Тюльпановая лихорадка известна в истории как один из величайших финансовых пузырей: экстравагантный расцвет и последовавший за ним катастрофический обвал. На самом деле большая часть того, что нам сейчас известно об этой странице истории, не более чем миф. Большинство торговцев, вовлеченных в дело, были обеспеченными горожанами и могли пережить потери. Было несколько банкротов, но в целом экономика Голландии мало пострадала. Тюльпаномания не ввергла в нищету простых ремесленников, соблазнившихся надеждой на легкую наживу. Самые душераздирающие истории об обездоленных плотниках и ткачах происходят из морализаторских памфлетов, возникших после обвала рынка[728]

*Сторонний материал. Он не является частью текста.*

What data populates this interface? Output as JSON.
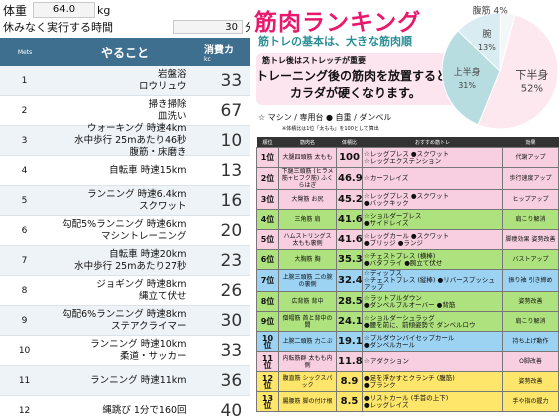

. При этом когда цена на луковицы была необычайно высока, не было никаких негативных комментариев. На деле Голландия была весьма озабочена прибылью от процветающей отрасли, получая с нее налог. Что действительно необычно в этом ярком эпизоде истории, так это то, насколько мало внимания ему уделялось в средствах массовой информации того времени. Тот факт, что фунт луковиц можно было купить за 1000 гульденов (жалование плотника за три года), не вызывал возмущения. Возможно, события развивались слишком быстро. В течение пяти недель Свитцер, самый желанный сорт луковиц, вырос в цене со 125 гульденов за фунт до 1500, то есть цена выросла на 1200 процентов за месяц[729].